Rezension

"ZEN - Der Duft Hunderter von Blumen"

Sie zählen zu den großartigen spirituellen Werken der Weltliteratur: das Xin-xin-ming /Shinjinmei (Meißelschrift vom Glauben an den Geist) und die Lehrreden des Hong-zhi Zhang-jue / Wanshi Shôgaku (Das Kultivieren des Leeren Feldes). Grundlagentexte der Zen-/Chan-Tradition, bis heute zitiert und kommentiert.
Dietrich Roloff hat beide Texte neu und mit besonderer sprachlicher Sorgfalt aus dem chinesischen Original übersetzt, analysiert und zu einem Bild des klassischen Zen zusammengefasst. Er nutzt die dafür notwendigen Erläuterungen nicht nur zum besseren Verständnis. Dem Leser wird klar, was Zen in der Zeit seiner Blüte einmal gewesen ist, warum es das heute nicht mehr sein kann und was Zen stattdessen in unserer Zeit sein sollte und auch zu leisten imstande ist.

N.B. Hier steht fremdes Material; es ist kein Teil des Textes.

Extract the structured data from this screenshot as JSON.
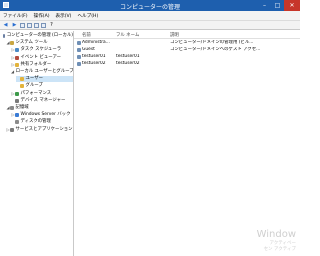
{
  "window": {
    "title": "コンピューターの管理",
    "minimize": "–",
    "maximize": "□",
    "close": "✕"
  },
  "menu": [
    "ファイル(F)",
    "操作(A)",
    "表示(V)",
    "ヘルプ(H)"
  ],
  "toolbar": {
    "buttons": [
      {
        "name": "back-button",
        "glyph": "◀",
        "kind": "arrow"
      },
      {
        "name": "forward-button",
        "glyph": "▶",
        "kind": "arrow"
      },
      {
        "name": "up-folder-button",
        "glyph": "",
        "kind": "box"
      },
      {
        "name": "show-hide-tree-button",
        "glyph": "",
        "kind": "box"
      },
      {
        "name": "export-list-button",
        "glyph": "",
        "kind": "box"
      },
      {
        "name": "properties-button",
        "glyph": "",
        "kind": "box"
      },
      {
        "name": "help-button",
        "glyph": "?",
        "kind": "text"
      }
    ]
  },
  "tree": [
    {
      "name": "tree-computer-management",
      "label": "コンピューターの管理 (ローカル)",
      "indent": 0,
      "exp": "",
      "icon": "#6b7fa3"
    },
    {
      "name": "tree-system-tools",
      "label": "システム ツール",
      "indent": 1,
      "exp": "◢",
      "icon": "#c9a642"
    },
    {
      "name": "tree-task-scheduler",
      "label": "タスク スケジューラ",
      "indent": 2,
      "exp": "▷",
      "icon": "#4a8ac6"
    },
    {
      "name": "tree-event-viewer",
      "label": "イベント ビューアー",
      "indent": 2,
      "exp": "▷",
      "icon": "#b34b3e"
    },
    {
      "name": "tree-shared-folders",
      "label": "共有フォルダー",
      "indent": 2,
      "exp": "▷",
      "icon": "#e2b33c"
    },
    {
      "name": "tree-local-users-groups",
      "label": "ローカル ユーザーとグループ",
      "indent": 2,
      "exp": "◢",
      "icon": "#6f8fb5"
    },
    {
      "name": "tree-users",
      "label": "ユーザー",
      "indent": 3,
      "exp": "",
      "icon": "#e2b33c",
      "selected": true
    },
    {
      "name": "tree-groups",
      "label": "グループ",
      "indent": 3,
      "exp": "",
      "icon": "#e2b33c"
    },
    {
      "name": "tree-performance",
      "label": "パフォーマンス",
      "indent": 2,
      "exp": "▷",
      "icon": "#3d9a4a"
    },
    {
      "name": "tree-device-manager",
      "label": "デバイス マネージャー",
      "indent": 2,
      "exp": "",
      "icon": "#7a7a7a"
    },
    {
      "name": "tree-storage",
      "label": "記憶域",
      "indent": 1,
      "exp": "◢",
      "icon": "#8a8a8a"
    },
    {
      "name": "tree-windows-server-backup",
      "label": "Windows Server バック",
      "indent": 2,
      "exp": "▷",
      "icon": "#3a7bd5"
    },
    {
      "name": "tree-disk-management",
      "label": "ディスクの管理",
      "indent": 2,
      "exp": "",
      "icon": "#8a8a8a"
    },
    {
      "name": "tree-services-applications",
      "label": "サービスとアプリケーション",
      "indent": 1,
      "exp": "▷",
      "icon": "#7a7a7a"
    }
  ],
  "columns": {
    "name": "名前",
    "fullname": "フル ネーム",
    "description": "説明"
  },
  "users": [
    {
      "name": "Administra...",
      "fullname": "",
      "description": "コンピューター/ドメインの管理用 (ビル..."
    },
    {
      "name": "Guest",
      "fullname": "",
      "description": "コンピューター/ドメインへのゲスト アクセ..."
    },
    {
      "name": "testuser01",
      "fullname": "testuser01",
      "description": ""
    },
    {
      "name": "testuser02",
      "fullname": "testuser02",
      "description": ""
    }
  ],
  "watermark": {
    "title": "Window",
    "line1": "アクティベー",
    "line2": "セン アクティブ"
  }
}
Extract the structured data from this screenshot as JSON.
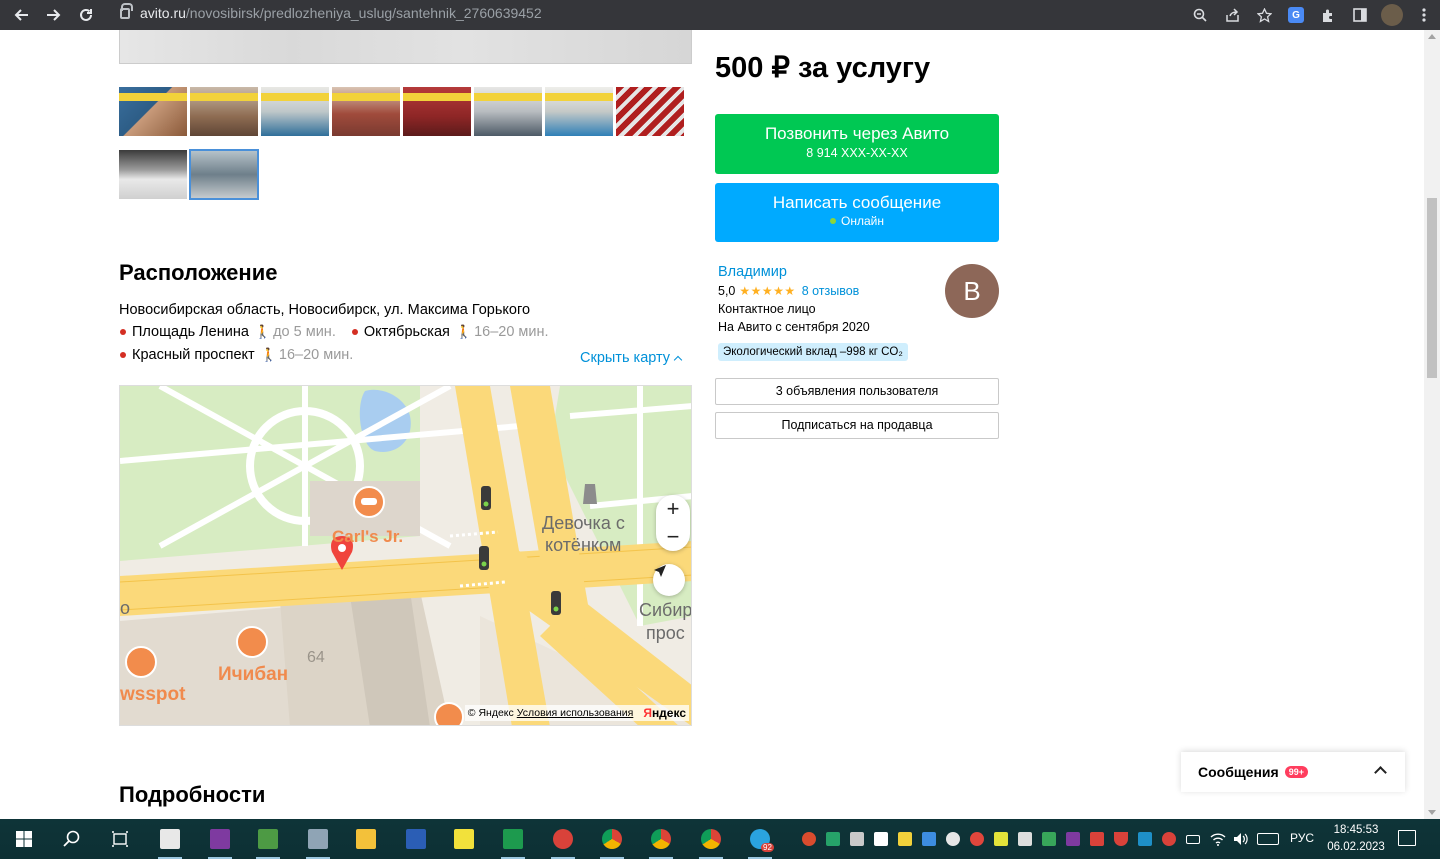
{
  "browser": {
    "url_host": "avito.ru",
    "url_path": "/novosibirsk/predlozheniya_uslug/santehnik_2760639452"
  },
  "location": {
    "heading": "Расположение",
    "address": "Новосибирская область, Новосибирск, ул. Максима Горького",
    "metro": [
      {
        "name": "Площадь Ленина",
        "time": "до 5 мин."
      },
      {
        "name": "Октябрьская",
        "time": "16–20 мин."
      },
      {
        "name": "Красный проспект",
        "time": "16–20 мин."
      }
    ],
    "hide_map": "Скрыть карту"
  },
  "map": {
    "labels": {
      "carls": "Carl's Jr.",
      "statue_1": "Девочка с",
      "statue_2": "котёнком",
      "ichiban": "Ичибан",
      "wsspot": "wsspot",
      "house": "64",
      "sib_1": "Сибир",
      "sib_2": "прос",
      "o": "о"
    },
    "zoom_in": "+",
    "zoom_out": "−",
    "copyright": "© Яндекс",
    "terms": "Условия использования",
    "logo_y": "Я",
    "logo_rest": "ндекс"
  },
  "details": {
    "heading": "Подробности"
  },
  "sidebar": {
    "price": "500 ₽ за услугу",
    "call_label": "Позвонить через Авито",
    "call_phone": "8 914 XXX-XX-XX",
    "message_label": "Написать сообщение",
    "online": "Онлайн",
    "seller_name": "Владимир",
    "rating": "5,0",
    "stars": "★★★★★",
    "reviews": "8 отзывов",
    "seller_type": "Контактное лицо",
    "since": "На Авито с сентября 2020",
    "eco": "Экологический вклад –998 кг CO₂",
    "avatar_letter": "В",
    "listings_btn": "3 объявления пользователя",
    "subscribe_btn": "Подписаться на продавца"
  },
  "messages_widget": {
    "title": "Сообщения",
    "badge": "99+"
  },
  "taskbar": {
    "telegram_badge": "92",
    "lang": "РУС",
    "time": "18:45:53",
    "date": "06.02.2023"
  },
  "colors": {
    "call_green": "#00c853",
    "msg_blue": "#00aaff",
    "link_blue": "#0091d9",
    "metro_red": "#d42e23"
  }
}
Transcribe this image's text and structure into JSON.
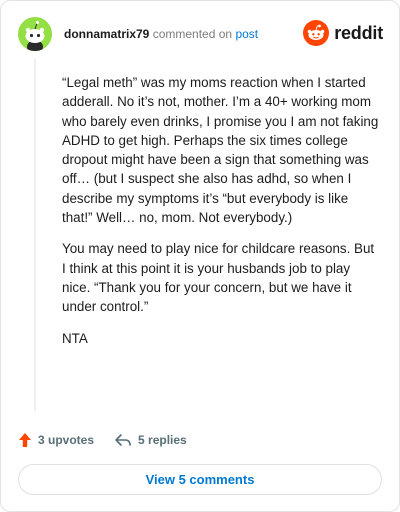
{
  "header": {
    "username": "donnamatrix79",
    "commented_on": "commented on",
    "post_link": "post",
    "brand": "reddit"
  },
  "comment": {
    "paragraphs": [
      "“Legal meth” was my moms reaction when I started adderall. No it’s not, mother. I’m a 40+ working mom who barely even drinks, I promise you I am not faking ADHD to get high. Perhaps the six times college dropout might have been a sign that something was off… (but I suspect she also has adhd, so when I describe my symptoms it’s “but everybody is like that!” Well… no, mom. Not everybody.)",
      "You may need to play nice for childcare reasons. But I think at this point it is your husbands job to play nice. “Thank you for your concern, but we have it under control.”",
      "NTA"
    ]
  },
  "actions": {
    "upvotes": "3 upvotes",
    "replies": "5 replies",
    "view_button": "View 5 comments"
  },
  "colors": {
    "upvote": "#ff4500",
    "link": "#0079d3",
    "avatar_bg": "#94e044",
    "brand_orange": "#ff4500"
  },
  "icons": [
    "snoo-avatar-icon",
    "reddit-logo-icon",
    "upvote-arrow-icon",
    "reply-arrow-icon"
  ]
}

Die Exegese der Texte mündet in den umfangreichen Nachweis der Unvereinbarkeit von Zen-Mythologie und moderner, von Wissenschaft geprägter Weltsicht. Also Zen einfach vergessen? Die Tradition des Zen selbst bietet den Ausweg, den Dietrich Roloff begeht: das revolutionäre KÔAN MU, das – fern aller metaphysischen Versprechungen wie dem einer ‚ewigen Buddha-Natur‘ – radikal die Sterblichkeit anerkennt und Zen zu einer Lebenskunst erhebt, die es so nur mit einer Kunst des Sterbens geben kann. Sich heimisch und aufgehoben fühlen können in einer sich ständig verändernden und vergänglichen Welt, dazu leistet dieses Buch einen Beitrag.